By Hader Glang
ZAMBOANGA CITY, Philippines
The Senate plenary debates on the substitute bill for Bangsamoro Basic Law (BBL) has been moved to next week after senators asked for more time to study an amended versions of the bill that aims to seal peace in the country's Muslim south.
"They asked for more time to examine completely and thoroughly the substitute bill,” the Philippine News Agency quoted Senate committee on local government chairman Sen. Ferdinand "Bongbong" Marcos Jr., as saying Monday.
Marcos -- the son of Ferdinand Marcos, who ruled the Philippines for 21 years -- rejected the original bill in June, saying it was unconstitutional, and will “lead us to perdition”.
He had said about 80 percent of the original version of the bill has been amended by his committee, with 115 “major and minor” changes.
The bill legalizes the creation of a new region to replace the existing Autonomous Region in Muslim Mindanao, under the terms of a 2014 peace deal.
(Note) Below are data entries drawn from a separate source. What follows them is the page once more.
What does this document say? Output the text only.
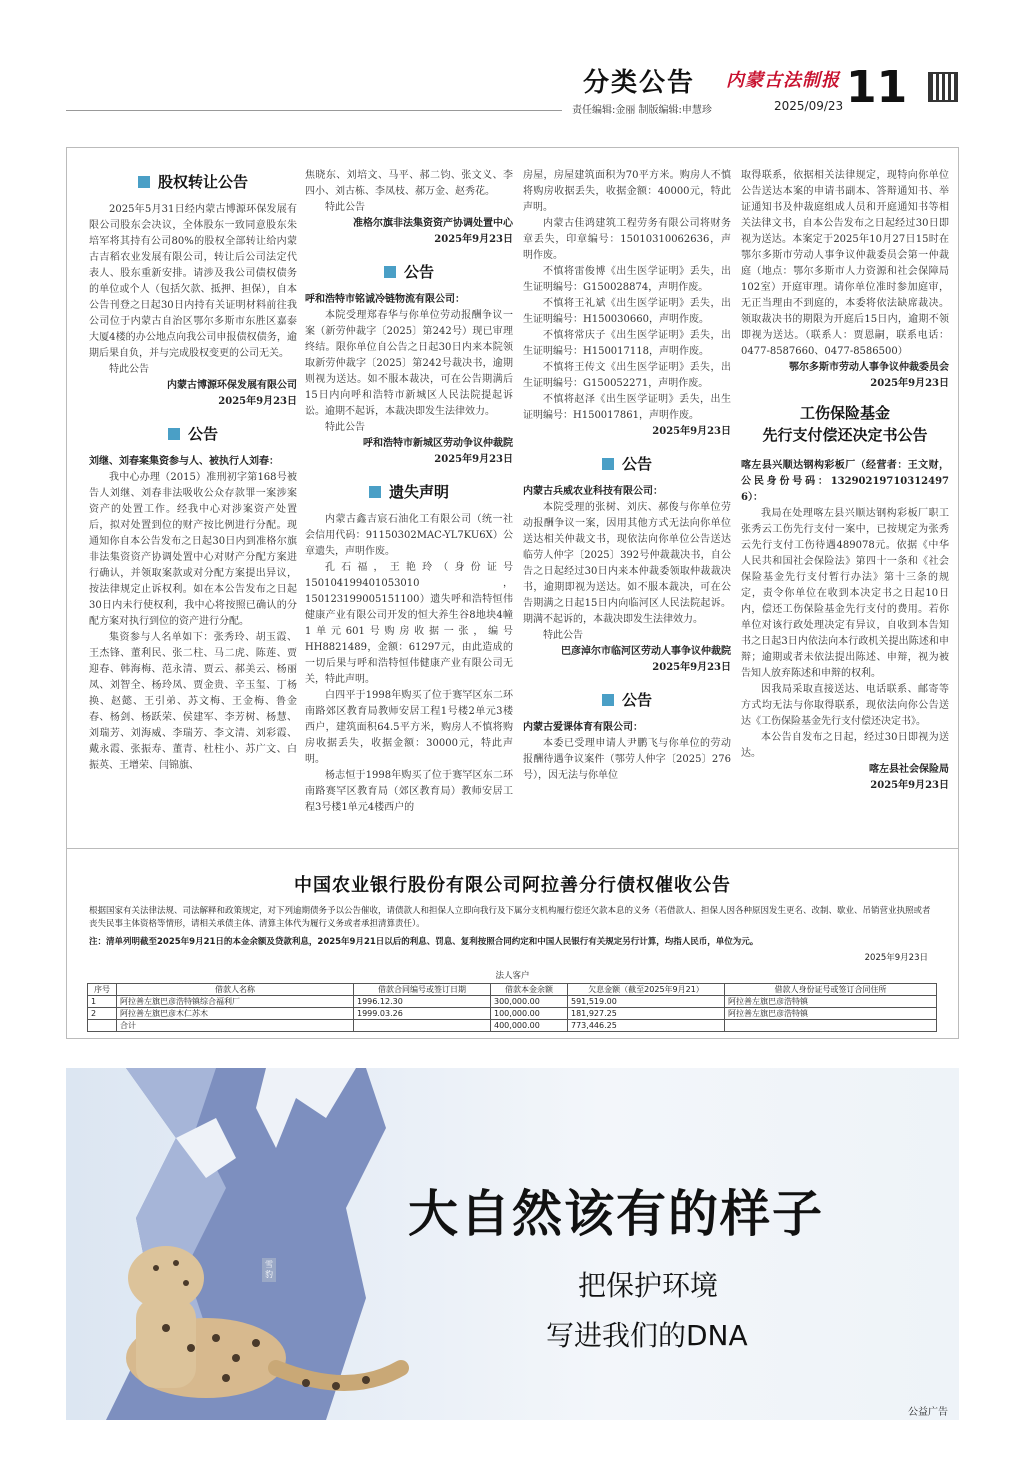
分类公告 内蒙古法制报 11
责任编辑:金丽 制版编辑:申慧珍	2025/09/23
股权转让公告

2025年5月31日经内蒙古博源环保发展有限公司股东会决议，全体股东一致同意股东朱培军将其持有公司80%的股权全部转让给内蒙古吉稻农业发展有限公司，转让后公司法定代表人、股东重新安排。请涉及我公司债权债务的单位或个人（包括欠款、抵押、担保），自本公告刊登之日起30日内持有关证明材料前往我公司位于内蒙古自治区鄂尔多斯市东胜区嘉泰大厦4楼的办公地点向我公司申报债权债务，逾期后果自负，并与完成股权变更的公司无关。

特此公告

内蒙古博源环保发展有限公司

2025年9月23日

公告

刘继、刘春案集资参与人、被执行人刘春：

我中心办理（2015）准刑初字第168号被告人刘继、刘春非法吸收公众存款罪一案涉案资产的处置工作。经我中心对涉案资产处置后，拟对处置到位的财产按比例进行分配。现通知你自本公告发布之日起30日内到准格尔旗非法集资资产协调处置中心对财产分配方案进行确认，并领取案款或对分配方案提出异议，按法律规定止诉权利。如在本公告发布之日起30日内未行使权利，我中心将按照已确认的分配方案对执行到位的资产进行分配。

集资参与人名单如下：张秀玲、胡玉霞、王杰锋、董利民、张二柱、马二虎、陈莲、贾迎春、韩海梅、范永清、贾云、郝美云、杨丽凤、刘智全、杨玲凤、贾金贵、辛玉玺、丁杨换、赵懿、王引弟、苏文梅、王金梅、鲁金春、杨剑、杨跃荣、侯建军、李芳树、杨慧、刘瑞芳、刘海威、李瑞芳、李文清、刘彩霞、戴永霞、张振寿、董青、杜柱小、苏广文、白振英、王增荣、闫锦旗、

焦晓东、刘培文、马平、郝二钧、张文义、李四小、刘古栋、李凤枝、郝万金、赵秀花。

特此公告

准格尔旗非法集资资产协调处置中心

2025年9月23日

公告

呼和浩特市铭诚冷链物流有限公司：

本院受理郑春华与你单位劳动报酬争议一案（新劳仲裁字〔2025〕第242号）现已审理终结。限你单位自公告之日起30日内来本院领取新劳仲裁字〔2025〕第242号裁决书，逾期则视为送达。如不服本裁决，可在公告期满后15日内向呼和浩特市新城区人民法院提起诉讼。逾期不起诉，本裁决即发生法律效力。

特此公告

呼和浩特市新城区劳动争议仲裁院

2025年9月23日

遗失声明

内蒙古鑫吉宸石油化工有限公司（统一社会信用代码：91150302MAC-YL7KU6X）公章遗失，声明作废。

孔石福，王艳玲（身份证号150104199401053010，150123199005151100）遗失呼和浩特恒伟健康产业有限公司开发的恒大养生谷8地块4幢1单元601号购房收据一张，编号HH8821489，金额：61297元，由此造成的一切后果与呼和浩特恒伟健康产业有限公司无关，特此声明。

白四平于1998年购买了位于赛罕区东二环南路郊区教育局教师安居工程1号楼2单元3楼西户，建筑面积64.5平方米，购房人不慎将购房收据丢失，收据金额：30000元，特此声明。

杨志恒于1998年购买了位于赛罕区东二环南路赛罕区教育局（郊区教育局）教师安居工程3号楼1单元4楼西户的

房屋，房屋建筑面积为70平方米。购房人不慎将购房收据丢失，收据金额：40000元，特此声明。

内蒙古佳鸿建筑工程劳务有限公司将财务章丢失，印章编号：1501031006263​6，声明作废。

不慎将雷俊博《出生医学证明》丢失，出生证明编号：G150028874，声明作废。

不慎将王礼斌《出生医学证明》丢失，出生证明编号：H150030660，声明作废。

不慎将常庆子《出生医学证明》丢失，出生证明编号：H150017118，声明作废。

不慎将王传文《出生医学证明》丢失，出生证明编号：G150052271，声明作废。

不慎将赵泽《出生医学证明》丢失，出生证明编号：H150017861，声明作废。

2025年9月23日

公告

内蒙古兵威农业科技有限公司：

本院受理的张树、刘庆、郝俊与你单位劳动报酬争议一案，因用其他方式无法向你单位送达相关仲裁文书，现依法向你单位公告送达临劳人仲字〔2025〕392号仲裁裁决书，自公告之日起经过30日内来本仲裁委领取仲裁裁决书，逾期即视为送达。如不服本裁决，可在公告期满之日起15日内向临河区人民法院起诉。期满不起诉的，本裁决即发生法律效力。

特此公告

巴彦淖尔市临河区劳动人事争议仲裁院

2025年9月23日

公告

内蒙古爱课体育有限公司：

本委已受理申请人尹鹏飞与你单位的劳动报酬待遇争议案件（鄂劳人仲字〔2025〕276号），因无法与你单位

取得联系，依据相关法律规定，现特向你单位公告送达本案的申请书副本、答辩通知书、举证通知书及仲裁庭组成人员和开庭通知书等相关法律文书，自本公告发布之日起经过30日即视为送达。本案定于2025年10月27日15时在鄂尔多斯市劳动人事争议仲裁委员会第一仲裁庭（地点：鄂尔多斯市人力资源和社会保障局102室）开庭审理。请你单位准时参加庭审，无正当理由不到庭的，本委将依法缺席裁决。领取裁决书的期限为开庭后15日内，逾期不领即视为送达。（联系人：贾恩嗣，联系电话：0477-8587660、0477-8586500）

鄂尔多斯市劳动人事争议仲裁委员会

2025年9月23日

工伤保险基金
先行支付偿还决定书公告

喀左县兴顺达钢构彩板厂（经营者：王文财，公民身份号码：13290219710312497​6）：

我局在处理喀左县兴顺达钢构彩板厂职工张秀云工伤先行支付一案中，已按规定为张秀云先行支付工伤待遇489078元。依据《中华人民共和国社会保险法》第四十一条和《社会保险基金先行支付暂行办法》第十三条的规定，责令你单位在收到本决定书之日起10日内，偿还工伤保险基金先行支付的费用。若你单位对该行政处理决定有异议，自收到本告知书之日起3日内依法向本行政机关提出陈述和申辩；逾期或者未依法提出陈述、申辩，视为被告知人放弃陈述和申辩的权利。

因我局采取直接送达、电话联系、邮寄等方式均无法与你取得联系，现依法向你公告送达《工伤保险基金先行支付偿还决定书》。

本公告自发布之日起，经过30日即视为送达。

喀左县社会保险局

2025年9月23日

中国农业银行股份有限公司阿拉善分行债权催收公告
根据国家有关法律法规、司法解释和政策规定，对下列逾期债务予以公告催收，请债款人和担保人立即向我行及下属分支机构履行偿还欠款本息的义务（若借款人、担保人因各种原因发生更名、改制、歇业、吊销营业执照或者丧失民事主体资格等情形，请相关承债主体、清算主体代为履行义务或者承担清算责任）。
注：清单列明截至2025年9月21日的本金余额及贷款利息，2025年9月21日以后的利息、罚息、复利按照合同约定和中国人民银行有关规定另行计算，均指人民币，单位为元。
2025年9月23日
法人客户
序号	借款人名称	借款合同编号或签订日期	借款本金余额	欠息金额（截至2025年9月21）	借款人身份证号或签订合同住所
1	阿拉善左旗巴彦浩特镇综合福利厂	1996.12.30	300,000.00	591,519.00	阿拉善左旗巴彦浩特镇
2	阿拉善左旗巴彦木仁苏木	1999.03.26	100,000.00	181,927.25	阿拉善左旗巴彦浩特镇
	合计		400,000.00	773,446.25	
雪豹
大自然该有的样子
把保护环境
写进我们的DNA
公益广告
The deal, inked between the government and one time rebel group Moro Islamic Liberation Front (MILF) in March 2014, is aimed at bringing an end to 17 years of negotiations and a decades old armed conflict, while granting Muslims greater political autonomy.
The bill was initially set to be passed by March, but a clash between elite police and Moro rebels in January left 67 people -- include 44 police commandos -- dead, endangering the peace process.
Marcos has said that a major change was the composition of the Bangsamoro Transition Authority. The authority will serve as the interim government once the bill is ratified in Congress and through a plebiscite.
In the original version, the MILF will lead the body, with non-Moro indigenous peoples, women, settler communities, and other sectors included in the authority. Yet Marcos said this provision was amended.
Marcos also said that the substitute bill deleted some of the provisions that the House of Representatives also omitted from its own version.
Government peace panel chair Miriam Coronel-Ferrer has said that as long as the floor debates on the bill it will not take long.
”For as long as the plenary debates... there is no reason to worry,” Ferrer told media after Monday’s session.
The MILF has described Marcos' report as “50 percent bad”.
Called Senate Bill 2894 under Committee Report 200, it is 100 pages long, with 17 articles and 215 sections.